Scholarly reception situates the journal centrally within communities formed around conferences and associations such as the Philosophy of Science Association, History of Science Society, American Philosophical Association, European Philosophy of Science Association, International Society for History of Philosophy of Science, and specialist workshops hosted at Institute for Advanced Study, Center for Philosophy of Science (Pittsburgh), Max Planck Institute for the History of Science, and university centers in Paris, Berlin, Rome, Toronto, Melbourne, Hong Kong, and São Paulo. Its influence extends into interdisciplinary collaborations with researchers from Lawrence Berkeley National Laboratory, Los Alamos National Laboratory, CERN, European Space Agency, NASA, Wellcome Trust Sanger Institute, and research projects funded by Horizon Europe.

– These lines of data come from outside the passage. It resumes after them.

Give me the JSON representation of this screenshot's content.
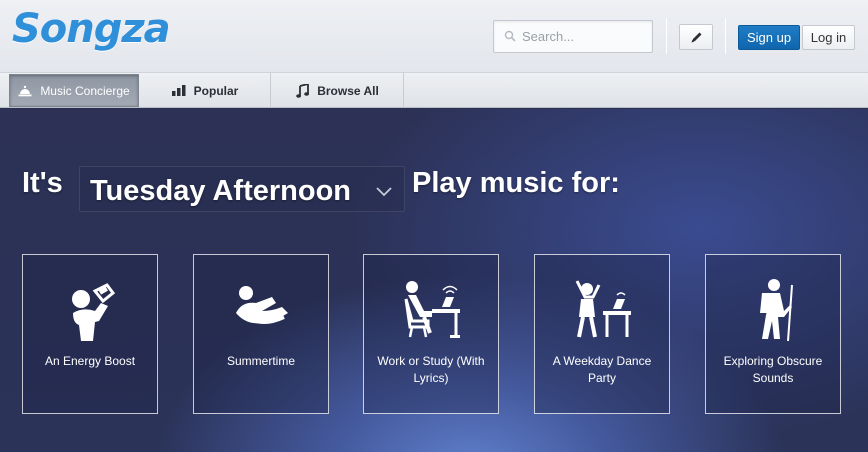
{
  "header": {
    "logo_text": "Songza",
    "search": {
      "placeholder": "Search..."
    },
    "sign_up_label": "Sign up",
    "log_in_label": "Log in"
  },
  "nav": {
    "tabs": [
      {
        "label": "Music Concierge",
        "icon": "concierge-bell-icon",
        "active": true
      },
      {
        "label": "Popular",
        "icon": "bar-chart-icon",
        "active": false
      },
      {
        "label": "Browse All",
        "icon": "music-note-icon",
        "active": false
      }
    ]
  },
  "main": {
    "prefix": "It's",
    "selected_time": "Tuesday Afternoon",
    "suffix": "Play music for:",
    "cards": [
      {
        "label": "An Energy Boost",
        "icon": "drinking-figure-icon"
      },
      {
        "label": "Summertime",
        "icon": "sunbathing-figure-icon"
      },
      {
        "label": "Work or Study (With Lyrics)",
        "icon": "desk-worker-icon"
      },
      {
        "label": "A Weekday Dance Party",
        "icon": "office-dancer-icon"
      },
      {
        "label": "Exploring Obscure Sounds",
        "icon": "hiker-icon"
      }
    ]
  },
  "colors": {
    "brand": "#2f8fd8",
    "signup": "#1470b8"
  }
}
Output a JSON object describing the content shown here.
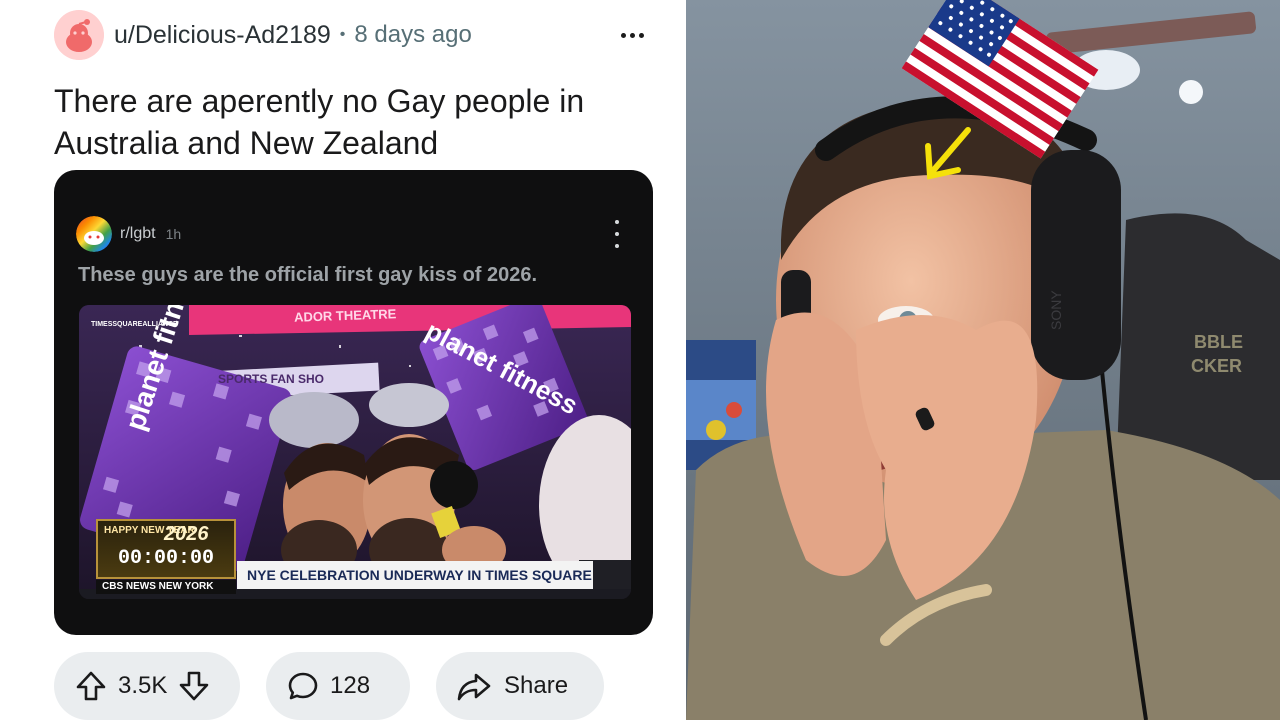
{
  "post": {
    "username": "u/Delicious-Ad2189",
    "separator": "•",
    "timestamp": "8 days ago",
    "title": "There are aperently no Gay people in Australia and New Zealand",
    "embed": {
      "subreddit": "r/lgbt",
      "time": "1h",
      "text": "These guys are the official first gay kiss of 2026.",
      "video": {
        "theatre_sign": "ADOR THEATRE",
        "alliance": "TIMESSQUAREALLIANCE",
        "sports_sign": "SPORTS FAN SHO",
        "brand_hat_1": "planet fitness",
        "brand_hat_2": "planet fitness",
        "badge_caption": "HAPPY NEW YEAR",
        "badge_year": "2026",
        "badge_clock": "00:00:00",
        "network": "CBS NEWS NEW YORK",
        "lower_third": "NYE CELEBRATION UNDERWAY IN TIMES SQUARE"
      }
    },
    "actions": {
      "votes": "3.5K",
      "comments": "128",
      "share": "Share"
    }
  },
  "reaction": {
    "headphone_brand": "SONY",
    "chair_text_1": "BBLE",
    "chair_text_2": "CKER"
  },
  "colors": {
    "page_bg": "#ffffff",
    "pill_bg": "#eaedef",
    "embed_bg": "#0f0f10",
    "arrow_yellow": "#f5e10a",
    "wall": "#6e7a86"
  }
}
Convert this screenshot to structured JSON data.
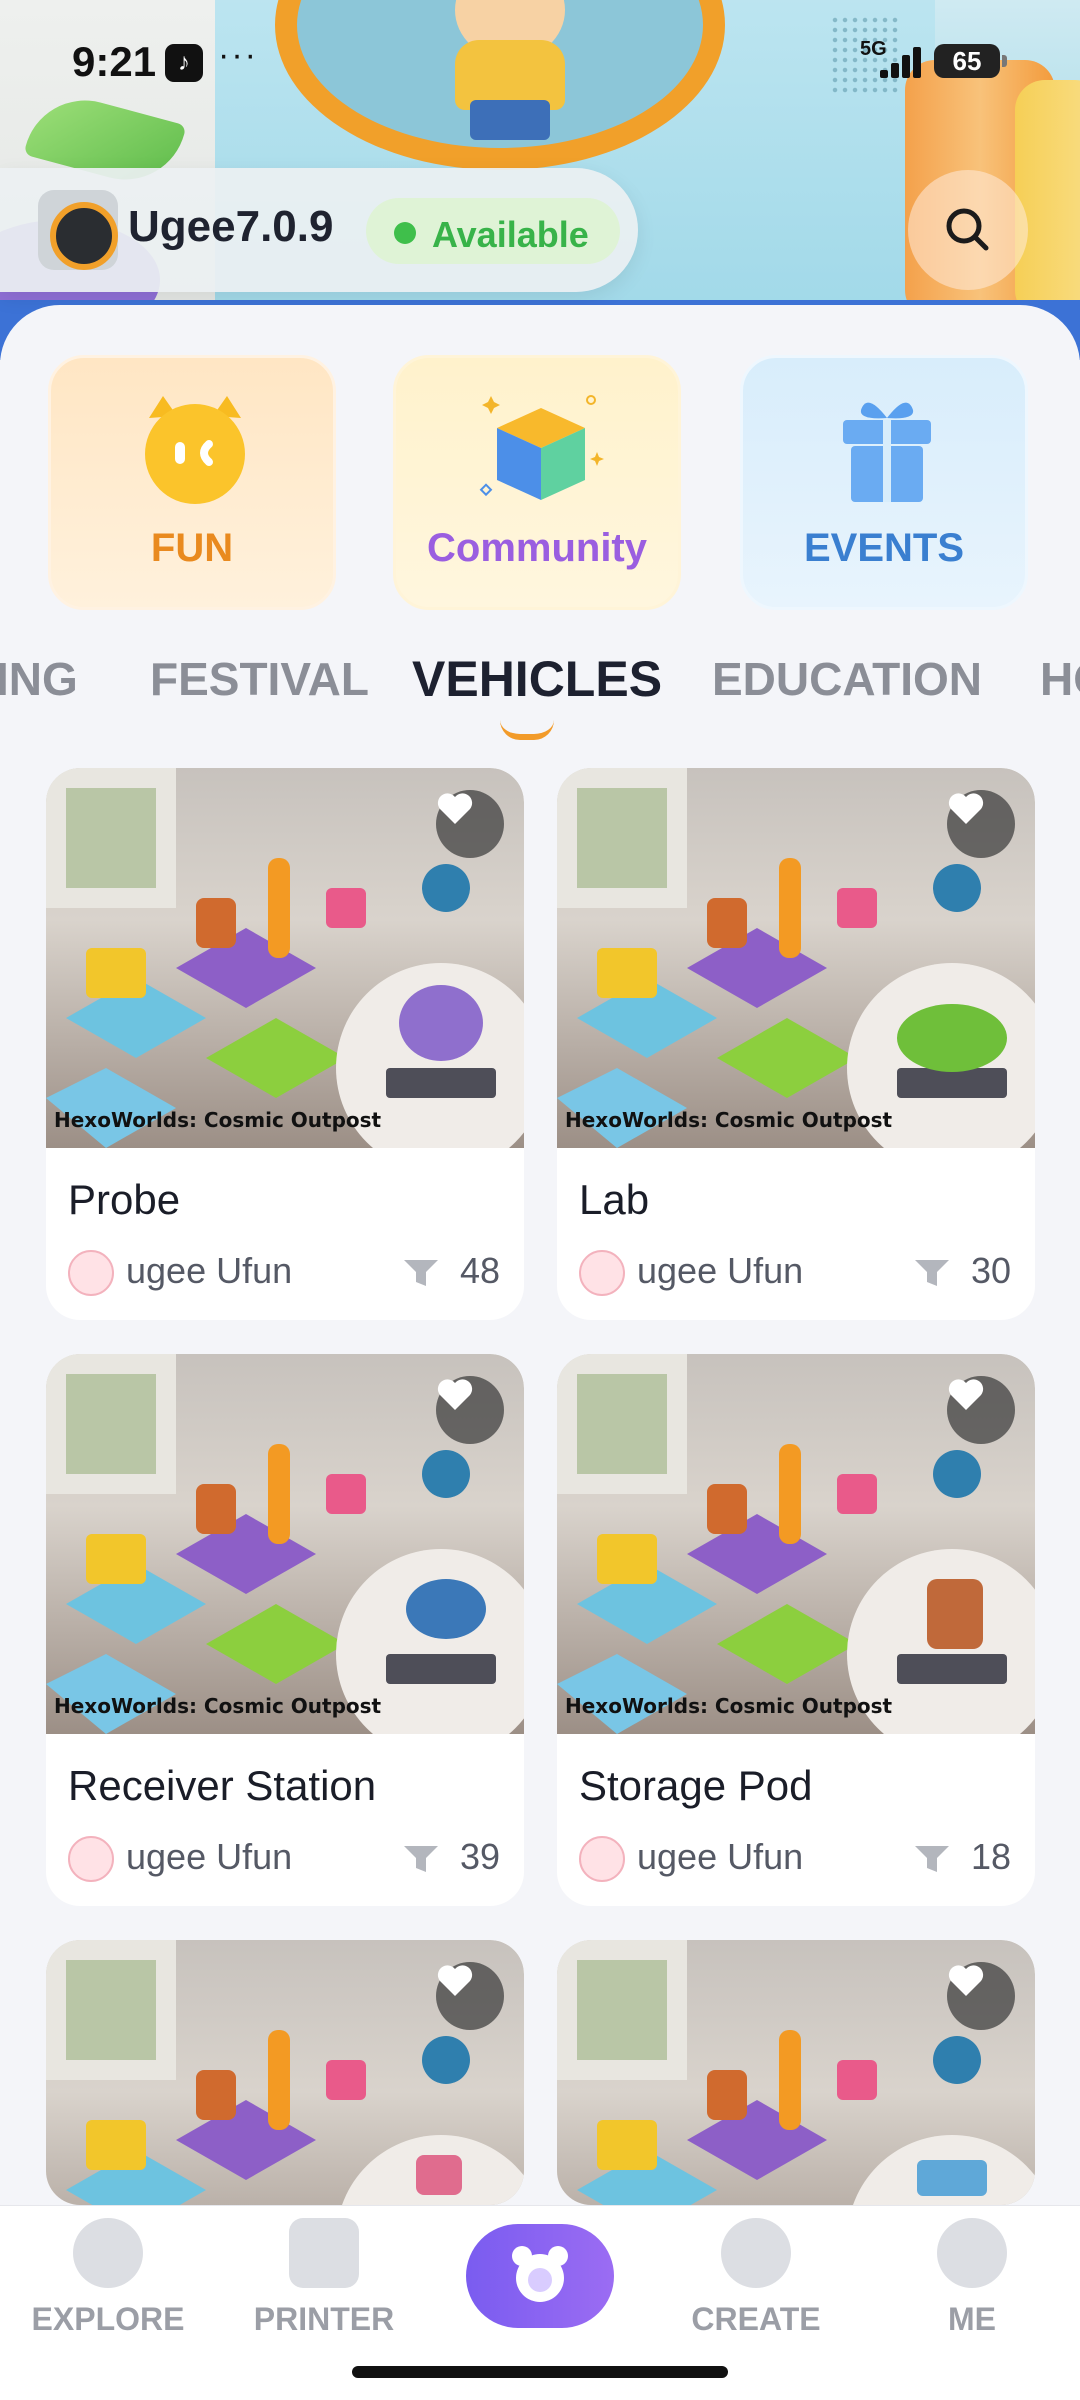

Access follows models practiced by academic publishers and learned societies, combining subscription-based access used by institutions such as University of California libraries, British Library, Bodleian Library, and Vatican Library with options for individual subscriptions and author-level choices paralleling agreements with funders including Wellcome Trust, NIH, UK Research and Innovation, and European Research Council for open access. The journal's online archive is available through platforms serving repositories and aggregators like JSTOR, Project MUSE, CrossRef, and institutional repositories at major universities.